Какие-то отношения между Сусаниным и Джимбой сохранились. Обрывочные сведения, подчас просто случайно, по скрупулезности штатных обдумывателей попавшие в базу данных, свидетельствовали об этом. Например, ровно через год после ухода Джимбы из училища — похоже, именно эту годовщину молодые люди и отмечали — их обоих, в чрезвычайном подпитии и донельзя веселых, в четвертом часу ночи подобрал наряд вэйбинов на площади перед Киево-Печерским вокзалом; и, как свидетельствовали архивы Мосыковского уездного отдела наказаний, обе будущие знаменитости безропотно снесли поутру по пять малых прутняков. Шестью годами позже, когда Сусанину не повезло и благодетельский взнос на двухмесячную рабочую поездку в Великобританский биологический центр выиграл не он, а другой сюцай (подавали заявки на розыгрыш четверо молодых сотрудников института Крякутного), Джимба гневно ударил мошной о палисандровый паркет и оплатил поездку Сусанина из личных средств.

Относительно отношений Джимбы с Козюлькиным никаких данных на это время найти не удалось.

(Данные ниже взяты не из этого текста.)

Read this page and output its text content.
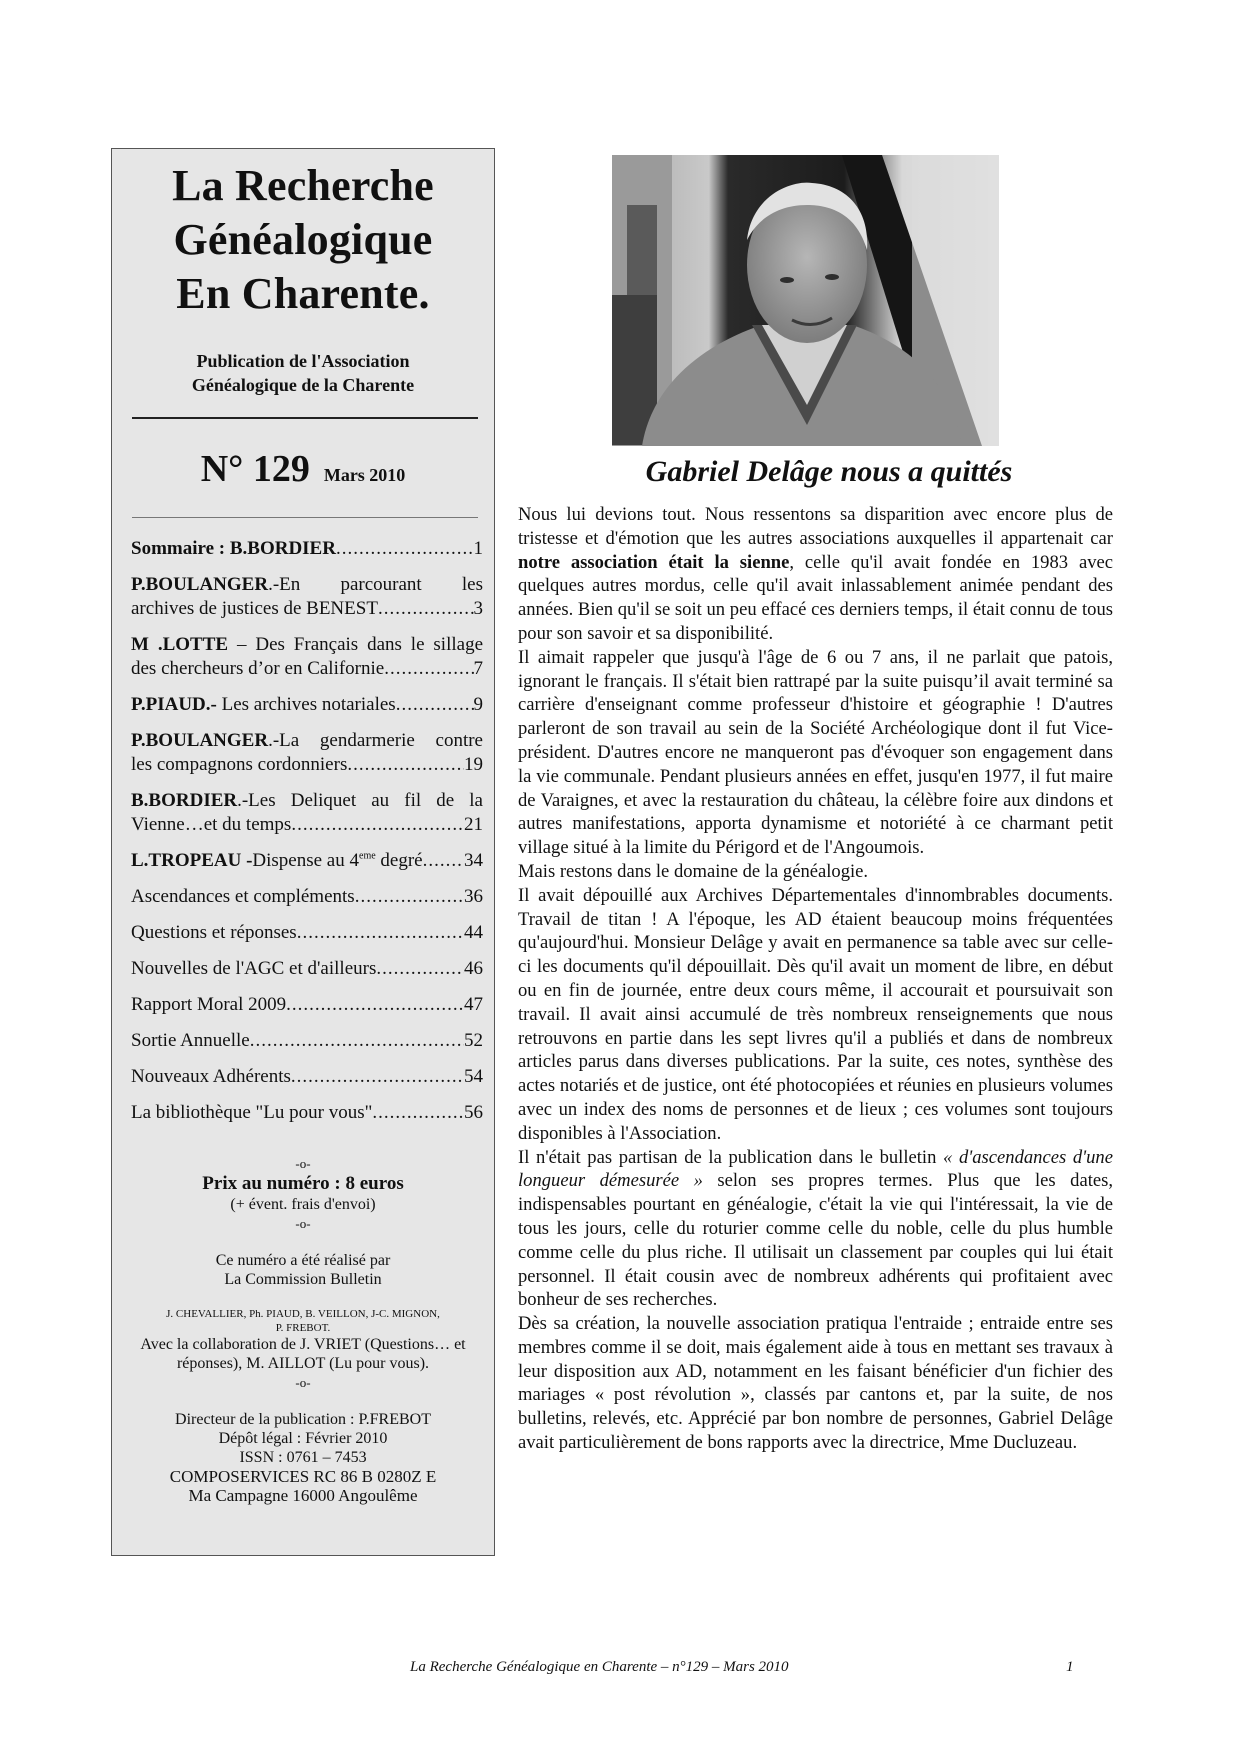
La Recherche
Généalogique
En Charente.
Publication de l'Association
Généalogique de la Charente
N° 129 Mars 2010
Sommaire : B.BORDIER .....	1
P.BOULANGER.-En parcourant les
archives de justices de BENEST .....	3
M .LOTTE – Des Français dans le sillage
des chercheurs d’or en Californie .....	7
P.PIAUD.- Les archives notariales .....	9
P.BOULANGER.-La gendarmerie contre
les compagnons cordonniers .....	19
B.BORDIER.-Les Deliquet au fil de la
Vienne…et du temps .....	21
L.TROPEAU -Dispense au 4eme degré ..... 34
Ascendances et compléments .....	36
Questions et réponses .....	44
Nouvelles de l'AGC et d'ailleurs .....	46
Rapport Moral 2009 .....	47
Sortie Annuelle .....	52
Nouveaux Adhérents .....	54
La bibliothèque "Lu pour vous" .....	56
-o-
Prix au numéro : 8 euros
(+ évent. frais d'envoi)
-o-
Ce numéro a été réalisé par
La Commission Bulletin
J. CHEVALLIER, Ph. PIAUD, B. VEILLON, J-C. MIGNON,
P. FREBOT.
Avec la collaboration de J. VRIET (Questions… et
réponses), M. AILLOT (Lu pour vous).
-o-
Directeur de la publication : P.FREBOT
Dépôt légal : Février 2010
ISSN : 0761 – 7453
COMPOSERVICES RC 86 B 0280Z E
Ma Campagne 16000 Angoulême
Gabriel Delâge nous a quittés

Nous lui devions tout. Nous ressentons sa disparition avec encore plus de tristesse et d'émotion que les autres associations auxquelles il appartenait car notre association était la sienne, celle qu'il avait fondée en 1983 avec quelques autres mordus, celle qu'il avait inlassablement animée pendant des années. Bien qu'il se soit un peu effacé ces derniers temps, il était connu de tous pour son savoir et sa disponibilité.

Il aimait rappeler que jusqu'à l'âge de 6 ou 7 ans, il ne parlait que patois, ignorant le français. Il s'était bien rattrapé par la suite puisqu’il avait terminé sa carrière d'enseignant comme professeur d'histoire et géographie ! D'autres parleront de son travail au sein de la Société Archéologique dont il fut Vice-président. D'autres encore ne manqueront pas d'évoquer son engagement dans la vie communale. Pendant plusieurs années en effet, jusqu'en 1977, il fut maire de Varaignes, et avec la restauration du château, la célèbre foire aux dindons et autres manifestations, apporta dynamisme et notoriété à ce charmant petit village situé à la limite du Périgord et de l'Angoumois.

Mais restons dans le domaine de la généalogie.

Il avait dépouillé aux Archives Départementales d'innombrables documents. Travail de titan ! A l'époque, les AD étaient beaucoup moins fréquentées qu'aujourd'hui. Monsieur Delâge y avait en permanence sa table avec sur celle-ci les documents qu'il dépouillait. Dès qu'il avait un moment de libre, en début ou en fin de journée, entre deux cours même, il accourait et poursuivait son travail. Il avait ainsi accumulé de très nombreux renseignements que nous retrouvons en partie dans les sept livres qu'il a publiés et dans de nombreux articles parus dans diverses publications. Par la suite, ces notes, synthèse des actes notariés et de justice, ont été photocopiées et réunies en plusieurs volumes avec un index des noms de personnes et de lieux ; ces volumes sont toujours disponibles à l'Association.

Il n'était pas partisan de la publication dans le bulletin « d'ascendances d'une longueur démesurée » selon ses propres termes. Plus que les dates, indispensables pourtant en généalogie, c'était la vie qui l'intéressait, la vie de tous les jours, celle du roturier comme celle du noble, celle du plus humble comme celle du plus riche. Il utilisait un classement par couples qui lui était personnel. Il était cousin avec de nombreux adhérents qui profitaient avec bonheur de ses recherches.

Dès sa création, la nouvelle association pratiqua l'entraide ; entraide entre ses membres comme il se doit, mais également aide à tous en mettant ses travaux à leur disposition aux AD, notamment en les faisant bénéficier d'un fichier des mariages « post révolution », classés par cantons et, par la suite, de nos bulletins, relevés, etc. Apprécié par bon nombre de personnes, Gabriel Delâge avait particulièrement de bons rapports avec la directrice, Mme Ducluzeau.

La Recherche Généalogique en Charente – n°129 – Mars 2010	1
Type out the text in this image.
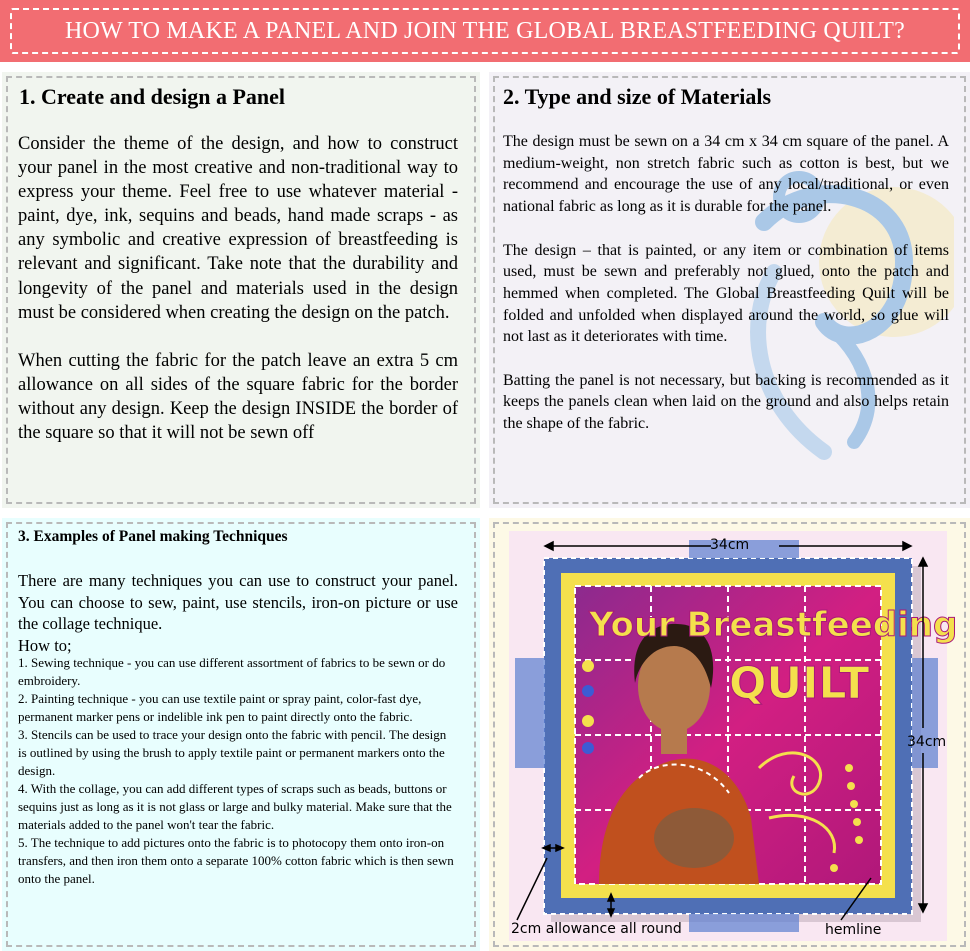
HOW TO MAKE A PANEL AND JOIN THE GLOBAL BREASTFEEDING QUILT?
1. Create and design a Panel

Consider the theme of the design, and how to construct your panel in the most creative and non-traditional way to express your theme. Feel free to use whatever material - paint, dye, ink, sequins and beads, hand made scraps - as any symbolic and creative expression of breastfeeding is relevant and significant. Take note that the durability and longevity of the panel and materials used in the design must be considered when creating the design on the patch.

When cutting the fabric for the patch leave an extra 5 cm allowance on all sides of the square fabric for the border without any design. Keep the design INSIDE the border of the square so that it will not be sewn off

2. Type and size of Materials

The design must be sewn on a 34 cm x 34 cm square of the panel. A medium-weight, non stretch fabric such as cotton is best, but we recommend and encourage the use of any local/traditional, or even national fabric as long as it is durable for the panel.

The design – that is painted, or any item or combination of items used, must be sewn and preferably not glued, onto the patch and hemmed when completed. The Global Breastfeeding Quilt will be folded and unfolded when displayed around the world, so glue will not last as it deteriorates with time.

Batting the panel is not necessary, but backing is recommended as it keeps the panels clean when laid on the ground and also helps retain the shape of the fabric.

3. Examples of Panel making Techniques
There are many techniques you can use to construct your panel. You can choose to sew, paint, use stencils, iron-on picture or use the collage technique.
How to;
1. Sewing technique - you can use different assortment of fabrics to be sewn or do embroidery.
2. Painting technique - you can use textile paint or spray paint, color-fast dye, permanent marker pens or indelible ink pen to paint directly onto the fabric.
3. Stencils can be used to trace your design onto the fabric with pencil. The design is outlined by using the brush to apply textile paint or permanent markers onto the design.
4. With the collage, you can add different types of scraps such as beads, buttons or sequins just as long as it is not glass or large and bulky material. Make sure that the materials added to the panel won't tear the fabric.
5. The technique to add pictures onto the fabric is to photocopy them onto iron-on transfers, and then iron them onto a separate 100% cotton fabric which is then sewn onto the panel.
Your Breastfeeding
QUILT
34cm
34cm
2cm allowance all round	hemline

Со второго года обучения начался углубленный курс, и читал его сам Крякутной. Он быстро обратил внимание на Сусанина, предложил ему посещать для более серьезных и творческих занятий его институт, расположенный неподалеку. Вместе с Сусаниным туда стал наведываться и Козюлькин. А когда после окончания училища великий ученый позвал новоиспеченного сюцая без промедления перебраться к нему под крыло и сразу приступать к подготовке сдачи экзамена на степень цзюйжэня (что требовало проведения по меньшей мере трехлетней самостоятельной научной работы), Сусанин, невесть каким образом, опять сумел увлечь за собою и Козюлькина. Тот сразу получил должность ученого служителя. К этому времени относится и запись в регистрационном отделе Срединной управы города Мосыкэ о перемене Козюлькиным фамилии — на Архатова. А вскоре, в восемьдесят девятом году, новоиспеченный Архатов, расставшись со сгибавшим его всю жизнь чугунным ярлыком «противной Козюльки», поднялся на ступеньку вверх, сделавшись старшим ученым служителем.

Так и шло. Судя по всему, Сусанин буквально тащил, волок Архатова по жизни. На своем горбу. Только ли школьная дружба их связывала?

Сохранилась докладная записка Сусанина, в которой он убеждал Крякутного включить в состав делегации, едущей в Штаты, и Архатова. И Крякутной согласился, уступил…

Но в декабре девяносто первого года после всенародных волнений и споров их любимой науке настал конец, и, мужественно пережив им же самим вызванный развал своего института, Крякутной величаво удалился растить капусту. Тогда Сусанин, похоже, впервые в жизни растерялся. Судя по всему, более года он не ведал, куда себя приткнуть. Неизвестно, на чьи деньги он жил. Супруги у него уже не было в это время — как только жизненные перспективы стали одна другой черней, бодрая Снежана Петрова на шестом году супружества вдруг обнаружила, что у нее с мужем полная сексуальная несовместимость (и откуда только слов таких нахваталась?), оставила пятилетнего сына Борманджину и испарилась в двадцать четыре часа. Теперь у нее небольшой, но вполне процветающий текстильный завод и муж Курды Абай-хан, владелец необозримых хлопковых полей близ уездного города Алмасты-Албасты.